Alien Swarm, from the development team hired to work on Left 4 Dead and Portal 2, does for the Ridley Scott/James Cameron bug-hunt genre what Left 4 Dead did for George Romero and zombies. Players take on the role of one of four space marines investigating a colony overrun with slimy alien creatures.

It is a complete, if short game—not a demo, and not a “freemium” game (like Dungeons and Dragons Online, which I mentioned in April) where you get the basic game for free but can buy cool weapons and powers for cash. It was programmed by the development team in its spare time (it’s an adaptation of an earlier Unreal mod by the same name), but the amount of polish is impressive and shows no signs of its hobbyist origins.

What does Valve get out of this? Unlike with Baen’s free e-books, there’s no “give the digital version away for free to sell a print copy” in this giveaway. There is no “print copy” of Alien Swarm, and even if they did sell it on a disc in a box it would just end up being installed through Steam anyway. And it is unlikely they will be selling later games in the series—even if they did, since they gave away the development tools, too, there is going to be enough free content generated that nobody would ever need to buy them.

But it does tend to resemble the free e-books that Amazon and Barnes & Noble give away for their Kindle and Nook readers.

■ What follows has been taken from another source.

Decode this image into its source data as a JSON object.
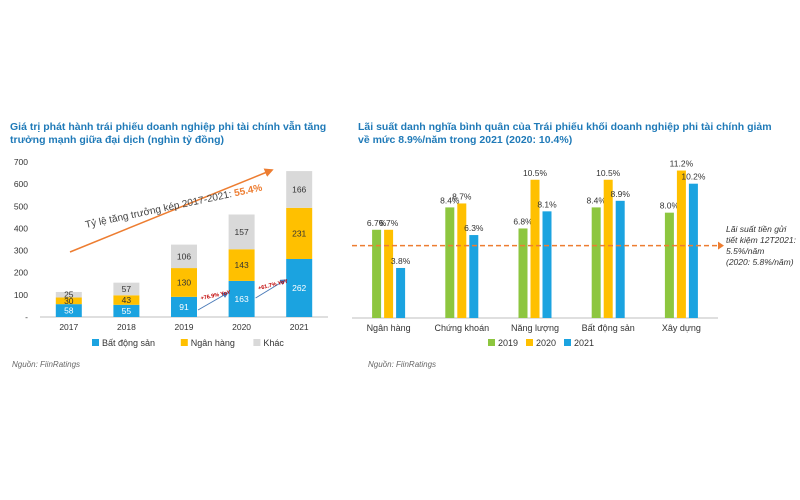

Just as you have to install the Kindle Reader to read a Kindle e-book, it’s necessary to install the Steam content delivery system in order to play Alien Swarm—and once Steam is installed it becomes very easy for a gamer to see something he wants, click, and buy it.

Perhaps this kind of “platform stickiness” will replace the give-it-to-sell-it model when e-books take enough marketshare away from printed books. Or perhaps there will just be fewer freebies.

Either way, Alien Swarm is fun, free, and a great excuse to install Steam. (And if any TeleRead readers should want to team up, my handle on the Steam IM network is Robotech_Master.)